Why’s it called Hejira? “Hejira means ‘rupture’ [in Arabic] and I thought this concept really suited the spirit of the typeface,” says Fuoco, who is a Buenos Aires-based UX and web designer as well as a type designer. “It’s also the title of a Joni Mitchell album, which lifts my spirit on Sunday mornings; its exotic, mysterious-sounding name always caught my attention.” The word, which is more commonly spelled as Hegira or Hijra, usually refers to the migration of the Islamic prophet Muhammad (and his companions) from Mecca to Medina in 622. Mitchell has said that when she chose the album title, she was looking for a word that meant “running away with honor,” as she wrote the songs during a turbulent time in 1975 and ’76 when she had a fling with playwright and actor Sam Shepard, broke up with her boyfriend, abandoned a tour midway through, began abusing cocaine, and set off on a cross-country road trip across America with her Australian former lover and another male friend.

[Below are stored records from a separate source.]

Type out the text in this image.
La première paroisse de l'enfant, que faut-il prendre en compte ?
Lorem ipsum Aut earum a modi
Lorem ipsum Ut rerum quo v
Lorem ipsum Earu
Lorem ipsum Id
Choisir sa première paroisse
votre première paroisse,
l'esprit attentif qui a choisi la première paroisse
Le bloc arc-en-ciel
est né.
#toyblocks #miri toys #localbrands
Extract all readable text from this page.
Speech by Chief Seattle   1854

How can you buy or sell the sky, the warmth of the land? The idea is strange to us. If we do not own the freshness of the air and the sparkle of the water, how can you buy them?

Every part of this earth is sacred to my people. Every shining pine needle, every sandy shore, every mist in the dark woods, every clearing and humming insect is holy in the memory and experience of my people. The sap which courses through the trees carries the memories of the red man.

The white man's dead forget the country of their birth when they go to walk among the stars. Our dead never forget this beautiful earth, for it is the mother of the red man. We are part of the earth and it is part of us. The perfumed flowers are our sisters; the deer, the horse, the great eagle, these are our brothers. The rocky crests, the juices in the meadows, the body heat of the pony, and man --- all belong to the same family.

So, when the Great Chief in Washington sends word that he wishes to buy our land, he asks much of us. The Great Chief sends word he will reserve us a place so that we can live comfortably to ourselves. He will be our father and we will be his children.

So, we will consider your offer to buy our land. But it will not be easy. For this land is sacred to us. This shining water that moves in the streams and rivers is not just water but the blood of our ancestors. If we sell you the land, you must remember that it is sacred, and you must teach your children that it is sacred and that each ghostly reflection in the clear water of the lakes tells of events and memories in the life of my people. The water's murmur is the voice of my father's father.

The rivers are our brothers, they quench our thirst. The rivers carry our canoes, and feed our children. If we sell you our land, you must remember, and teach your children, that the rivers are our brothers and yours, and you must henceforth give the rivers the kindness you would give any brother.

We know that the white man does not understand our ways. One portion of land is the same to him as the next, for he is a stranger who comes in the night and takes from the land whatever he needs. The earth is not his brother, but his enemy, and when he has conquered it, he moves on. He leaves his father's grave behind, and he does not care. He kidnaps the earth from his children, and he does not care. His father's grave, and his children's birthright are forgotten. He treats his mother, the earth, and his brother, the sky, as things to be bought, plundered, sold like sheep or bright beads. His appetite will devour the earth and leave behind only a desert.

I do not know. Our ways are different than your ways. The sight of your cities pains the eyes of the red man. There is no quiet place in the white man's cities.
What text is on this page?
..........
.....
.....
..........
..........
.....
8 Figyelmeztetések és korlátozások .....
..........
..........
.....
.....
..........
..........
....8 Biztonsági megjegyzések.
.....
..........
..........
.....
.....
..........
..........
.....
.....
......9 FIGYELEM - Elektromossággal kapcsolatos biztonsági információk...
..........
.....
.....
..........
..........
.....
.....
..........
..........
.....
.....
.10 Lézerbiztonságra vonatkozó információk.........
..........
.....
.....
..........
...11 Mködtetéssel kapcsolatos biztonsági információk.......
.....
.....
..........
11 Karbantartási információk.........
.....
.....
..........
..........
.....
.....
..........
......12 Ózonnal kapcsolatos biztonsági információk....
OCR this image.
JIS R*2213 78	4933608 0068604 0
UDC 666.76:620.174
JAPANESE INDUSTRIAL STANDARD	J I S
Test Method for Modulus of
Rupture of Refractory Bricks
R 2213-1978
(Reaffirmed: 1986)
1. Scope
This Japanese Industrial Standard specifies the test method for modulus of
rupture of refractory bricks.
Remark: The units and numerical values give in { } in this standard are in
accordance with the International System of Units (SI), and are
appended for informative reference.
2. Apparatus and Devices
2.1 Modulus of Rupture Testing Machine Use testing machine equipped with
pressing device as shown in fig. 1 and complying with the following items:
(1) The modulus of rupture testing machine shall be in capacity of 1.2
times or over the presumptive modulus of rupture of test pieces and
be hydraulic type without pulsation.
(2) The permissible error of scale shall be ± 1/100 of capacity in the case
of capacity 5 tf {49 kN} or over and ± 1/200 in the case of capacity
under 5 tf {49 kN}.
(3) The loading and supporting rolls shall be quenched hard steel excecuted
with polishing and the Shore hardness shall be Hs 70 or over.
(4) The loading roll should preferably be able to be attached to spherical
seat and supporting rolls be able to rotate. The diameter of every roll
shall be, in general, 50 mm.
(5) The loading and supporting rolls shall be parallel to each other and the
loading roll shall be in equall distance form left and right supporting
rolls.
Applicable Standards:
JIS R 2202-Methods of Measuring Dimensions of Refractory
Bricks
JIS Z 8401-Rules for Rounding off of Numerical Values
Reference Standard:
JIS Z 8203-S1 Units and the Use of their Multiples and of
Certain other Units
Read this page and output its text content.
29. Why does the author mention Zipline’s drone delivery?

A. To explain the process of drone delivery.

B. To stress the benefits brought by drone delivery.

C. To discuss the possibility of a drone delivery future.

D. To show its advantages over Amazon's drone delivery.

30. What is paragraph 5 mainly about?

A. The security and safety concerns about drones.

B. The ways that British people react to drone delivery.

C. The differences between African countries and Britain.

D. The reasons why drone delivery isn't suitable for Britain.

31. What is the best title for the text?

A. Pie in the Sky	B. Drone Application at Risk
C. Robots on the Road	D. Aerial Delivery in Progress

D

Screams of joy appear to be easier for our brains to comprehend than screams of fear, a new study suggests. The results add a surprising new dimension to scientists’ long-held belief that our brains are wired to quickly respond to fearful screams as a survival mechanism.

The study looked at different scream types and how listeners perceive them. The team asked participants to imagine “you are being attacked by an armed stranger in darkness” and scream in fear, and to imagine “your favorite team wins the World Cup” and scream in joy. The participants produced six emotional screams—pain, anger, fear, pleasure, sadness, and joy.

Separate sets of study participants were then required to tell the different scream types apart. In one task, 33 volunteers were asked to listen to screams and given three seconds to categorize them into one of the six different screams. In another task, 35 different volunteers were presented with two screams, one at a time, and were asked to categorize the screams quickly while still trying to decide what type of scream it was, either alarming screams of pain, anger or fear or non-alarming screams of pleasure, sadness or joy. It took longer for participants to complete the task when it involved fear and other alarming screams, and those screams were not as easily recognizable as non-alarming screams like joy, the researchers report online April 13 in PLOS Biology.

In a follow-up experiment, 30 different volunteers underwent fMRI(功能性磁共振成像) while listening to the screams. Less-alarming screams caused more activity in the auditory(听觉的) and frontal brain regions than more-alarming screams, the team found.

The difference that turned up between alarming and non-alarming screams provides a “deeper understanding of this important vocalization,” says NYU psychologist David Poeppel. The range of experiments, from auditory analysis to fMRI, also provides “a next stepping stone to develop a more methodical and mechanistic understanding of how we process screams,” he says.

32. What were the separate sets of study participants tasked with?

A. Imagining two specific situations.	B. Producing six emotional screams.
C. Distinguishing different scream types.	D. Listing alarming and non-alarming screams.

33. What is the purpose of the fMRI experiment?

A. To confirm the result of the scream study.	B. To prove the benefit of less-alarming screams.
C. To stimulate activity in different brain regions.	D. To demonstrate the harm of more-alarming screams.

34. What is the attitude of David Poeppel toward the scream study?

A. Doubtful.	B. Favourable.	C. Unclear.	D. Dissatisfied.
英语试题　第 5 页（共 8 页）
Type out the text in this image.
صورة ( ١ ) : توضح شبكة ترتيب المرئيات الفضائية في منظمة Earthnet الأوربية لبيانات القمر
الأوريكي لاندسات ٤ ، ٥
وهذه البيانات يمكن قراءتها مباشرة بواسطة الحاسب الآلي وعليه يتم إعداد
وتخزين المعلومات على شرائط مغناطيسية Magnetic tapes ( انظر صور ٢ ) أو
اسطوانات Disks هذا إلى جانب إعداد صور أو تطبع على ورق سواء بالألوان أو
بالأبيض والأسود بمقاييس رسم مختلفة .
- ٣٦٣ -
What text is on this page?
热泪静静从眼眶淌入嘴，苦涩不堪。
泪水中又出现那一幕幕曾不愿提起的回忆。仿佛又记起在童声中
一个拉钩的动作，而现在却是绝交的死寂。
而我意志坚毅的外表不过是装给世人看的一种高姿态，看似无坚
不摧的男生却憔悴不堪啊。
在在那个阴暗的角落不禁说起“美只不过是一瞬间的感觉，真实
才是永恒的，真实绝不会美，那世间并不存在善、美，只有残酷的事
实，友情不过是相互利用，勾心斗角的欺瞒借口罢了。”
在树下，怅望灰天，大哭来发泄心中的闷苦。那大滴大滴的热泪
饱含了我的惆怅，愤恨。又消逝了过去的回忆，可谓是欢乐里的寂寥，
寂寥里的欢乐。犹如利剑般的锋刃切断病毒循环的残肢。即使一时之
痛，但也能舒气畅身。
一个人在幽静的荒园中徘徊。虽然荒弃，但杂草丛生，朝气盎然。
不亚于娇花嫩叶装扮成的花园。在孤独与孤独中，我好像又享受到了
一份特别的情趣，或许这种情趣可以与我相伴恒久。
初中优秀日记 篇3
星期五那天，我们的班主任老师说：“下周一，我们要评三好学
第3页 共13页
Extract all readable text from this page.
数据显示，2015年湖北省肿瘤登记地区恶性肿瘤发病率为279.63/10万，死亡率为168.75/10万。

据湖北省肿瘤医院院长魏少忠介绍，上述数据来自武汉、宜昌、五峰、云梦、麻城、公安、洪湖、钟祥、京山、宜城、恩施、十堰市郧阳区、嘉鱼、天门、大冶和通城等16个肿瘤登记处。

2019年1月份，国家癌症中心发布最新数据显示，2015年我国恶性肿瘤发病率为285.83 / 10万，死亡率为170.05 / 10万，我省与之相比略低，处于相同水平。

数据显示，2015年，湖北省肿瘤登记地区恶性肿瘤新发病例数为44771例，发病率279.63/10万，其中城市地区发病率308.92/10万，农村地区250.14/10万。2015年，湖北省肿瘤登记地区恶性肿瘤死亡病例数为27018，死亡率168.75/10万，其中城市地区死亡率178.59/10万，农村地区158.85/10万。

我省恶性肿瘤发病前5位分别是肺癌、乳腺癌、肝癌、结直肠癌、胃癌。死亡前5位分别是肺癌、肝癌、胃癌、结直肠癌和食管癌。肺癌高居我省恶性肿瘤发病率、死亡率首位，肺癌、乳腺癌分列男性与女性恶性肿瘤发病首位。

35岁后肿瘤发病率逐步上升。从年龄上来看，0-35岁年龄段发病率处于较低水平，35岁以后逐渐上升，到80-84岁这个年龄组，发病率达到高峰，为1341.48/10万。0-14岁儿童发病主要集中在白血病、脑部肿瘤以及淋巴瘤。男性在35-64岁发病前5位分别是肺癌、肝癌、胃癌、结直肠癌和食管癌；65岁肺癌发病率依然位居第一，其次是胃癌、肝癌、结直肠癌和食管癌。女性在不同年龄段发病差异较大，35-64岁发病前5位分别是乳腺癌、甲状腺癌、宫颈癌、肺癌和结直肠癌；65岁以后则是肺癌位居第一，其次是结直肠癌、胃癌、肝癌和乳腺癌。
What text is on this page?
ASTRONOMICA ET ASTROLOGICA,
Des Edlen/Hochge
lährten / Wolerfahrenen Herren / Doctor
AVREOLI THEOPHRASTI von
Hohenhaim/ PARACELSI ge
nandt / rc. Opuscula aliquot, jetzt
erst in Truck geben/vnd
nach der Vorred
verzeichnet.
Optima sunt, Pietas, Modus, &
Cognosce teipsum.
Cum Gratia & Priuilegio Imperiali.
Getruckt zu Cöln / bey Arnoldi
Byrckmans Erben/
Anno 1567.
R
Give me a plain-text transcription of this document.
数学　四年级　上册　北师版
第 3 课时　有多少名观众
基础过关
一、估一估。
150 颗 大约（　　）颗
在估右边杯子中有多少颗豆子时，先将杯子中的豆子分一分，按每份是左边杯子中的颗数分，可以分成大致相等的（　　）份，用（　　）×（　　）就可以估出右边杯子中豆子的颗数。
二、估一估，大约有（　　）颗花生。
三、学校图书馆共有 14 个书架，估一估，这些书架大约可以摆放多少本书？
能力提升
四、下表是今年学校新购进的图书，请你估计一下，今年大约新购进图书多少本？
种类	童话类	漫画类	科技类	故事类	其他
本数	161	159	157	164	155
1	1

What are its distinguishing characteristics? Each style has its own distinct features. First off, there’s a skeletal alphabet with serifs that feature wedge-shaped strokes. A more experimental version is based on the same framework but with the strokes multiplied and overlaid for an otherworldly, trippy effect. Then there’s a genteel sans serif style whose mild shapes seem to be generated by a calligraphic pen, and finally a quirky fat face combining round curves with pointy elements.
What should I use it for? The complete Hejira set covers all bases, so designers can use it for a varied range of purposes. Some of its features are best visualized when set at larger sizes in branding, posters, and signage.
What other typefaces do you like to pair it with? Hejira works well matched up with neutral designs such as Grafik or Mallory. Some other typefaces in the Sudtipos catalog lend themselves well as companions, too, including Ansage and Address Sans.